Some question about tutorial and with different case

Dear Bonvinlab,

I am trying to understand the tutorial of “HADDOCK2.4 Antibody - Antigen tutorial using PDB-tools webserver” and I found my self was confuse on something I don’t understand. This below show something that I should ask you to get the answer for my better understanding.

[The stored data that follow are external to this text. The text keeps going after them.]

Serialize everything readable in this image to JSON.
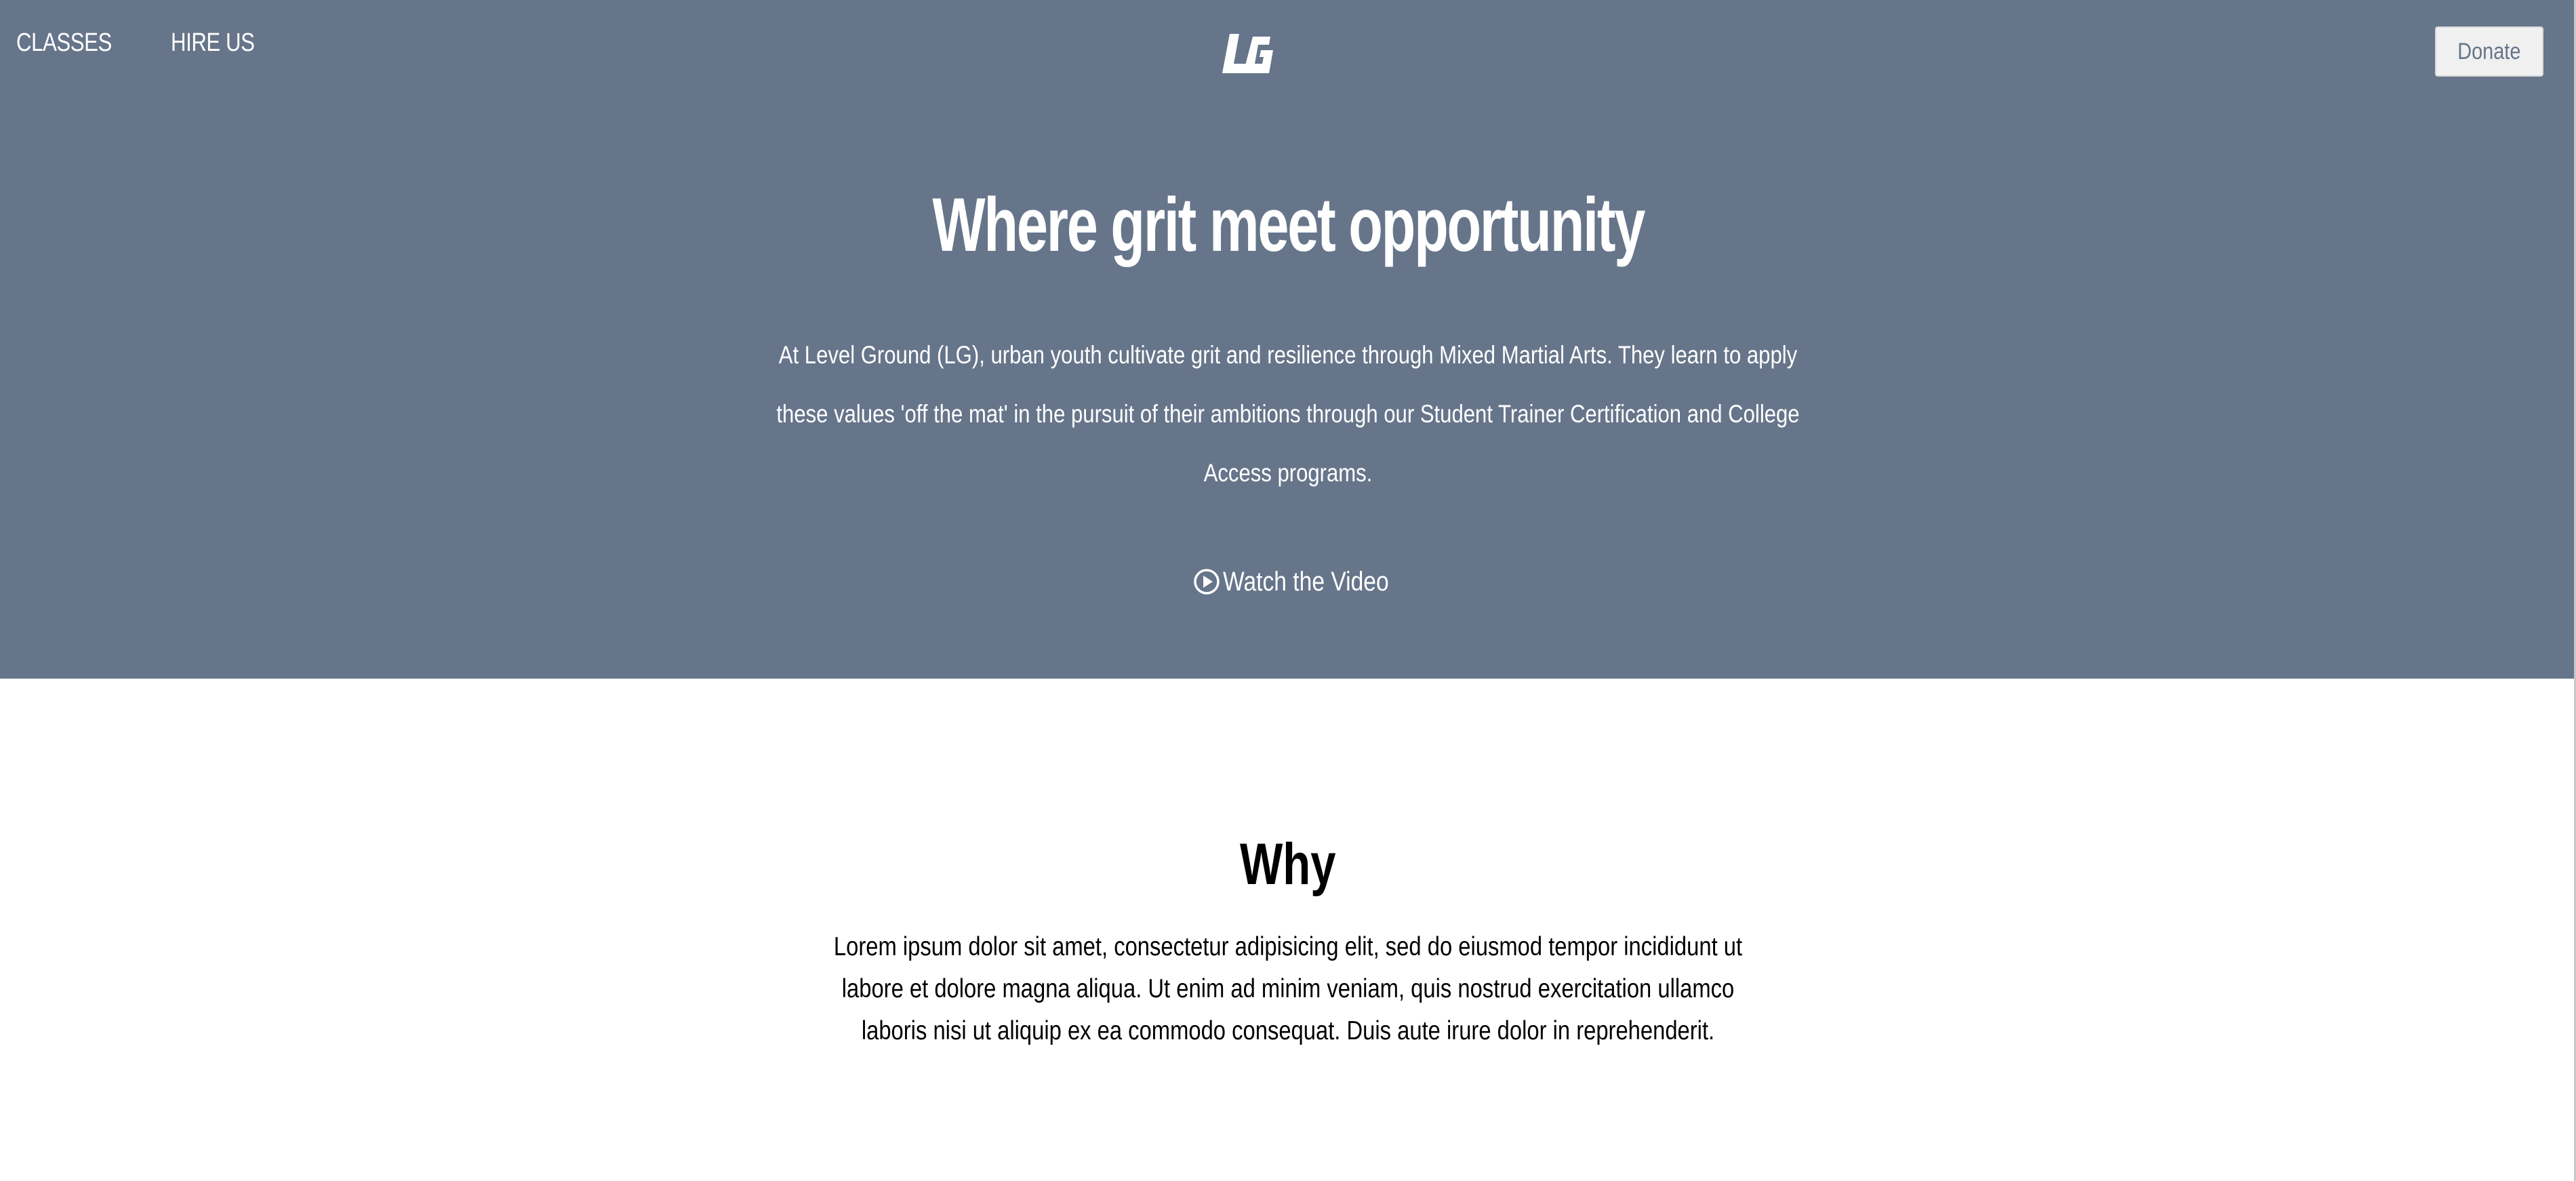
{
  "nav": {
    "links": [
      {
        "label": "CLASSES"
      },
      {
        "label": "HIRE US"
      }
    ],
    "logo_icon": "lg-logo-icon",
    "donate_label": "Donate"
  },
  "hero": {
    "title": "Where grit meet opportunity",
    "body": "At Level Ground (LG), urban youth cultivate grit and resilience through Mixed Martial Arts. They learn to apply these values 'off the mat' in the pursuit of their ambitions through our Student Trainer Certification and College Access programs.",
    "video_label": "Watch the Video",
    "video_icon": "play-circle-icon"
  },
  "why": {
    "title": "Why",
    "body": "Lorem ipsum dolor sit amet, consectetur adipisicing elit, sed do eiusmod tempor incididunt ut labore et dolore magna aliqua. Ut enim ad minim veniam, quis nostrud exercitation ullamco laboris nisi ut aliquip ex ea commodo consequat. Duis aute irure dolor in reprehenderit."
  },
  "colors": {
    "hero_bg": "#66758a",
    "text_light": "#ffffff",
    "button_bg": "#f0f0f0"
  }
}
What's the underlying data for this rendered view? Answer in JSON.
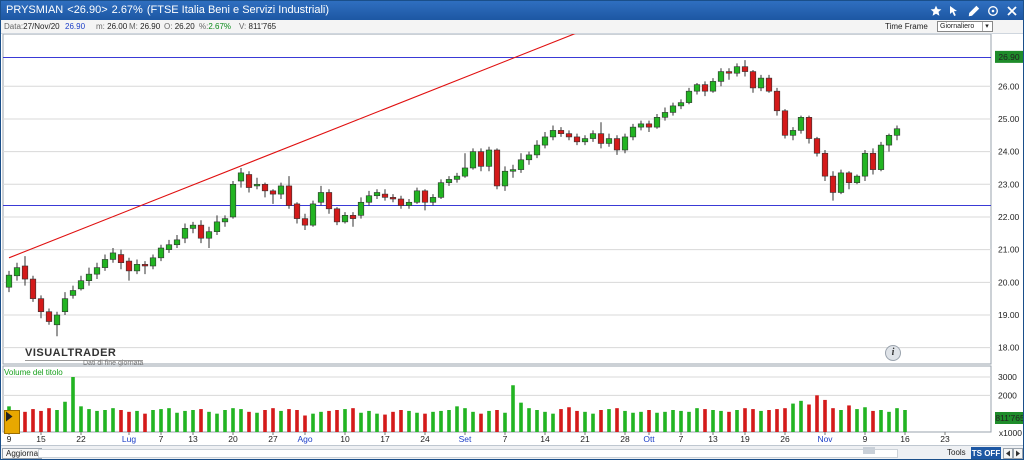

  1. I don’t understand how to get the Active residues (directly involved in the interaction) → 26,27,28,29,30,31,32,55,56,57,101,102,103,106,108,146,147,148,150,151,152,170,172,212,213,214,215 even after using ProABC-2. After using Parapred, I found any similar to the number of active residues (in tutorial) but not all of them is used. The prediction paratope result from Parapred is:

    1. Heavy Chain
        *CDR1: 24-34
        *CDR2: 50-58
        *CDR3: 93-104
    2. Light Chain
        *CDR1: 22-36
        *CDR2: 48-58
        *CDR3: 87-99
    

However, I found use of Chothia’s numbering scheme below.

    1. Heavy Chain
       *CDR1: 26-32
       *CDR2: 52-56
       *CDR3: 95-102
    2. Light Chain
       *CDR1: 24-34
       *CDR2: 50-56
       *CDR3: 89-97

So what should I do?

  1. In Visualisation Part, the instruction command me to superimpose all models on chain A (receptor) of the first reference structure and calculate RMSD of chain B (ligand) for which 4G6M-matched.pdb is used as the reference structure. My question is if the results of the antibody-antigen docking I’m going to do don’t have any complex from the RCSB PDB, how do I know which reference structure to use?

Thank you for replying.

Best Regards,
Syafri Izzat Abidiy

#haddock The HADDOCK category is meant to discuss any HADDOCK-related issue. For general information about HADDOCK refer to HADDOCK – Bonvin Lab

There are different methods of predicting the paratope. It does not matter much which one you choose, but what is important is to make sure the numbering of the predicted residues matches the numbering of the sequence in your PDB file.

As for the RMSD question, obviously in a real case you won’t know the answer and will have to trust (or not) the cluster scoring.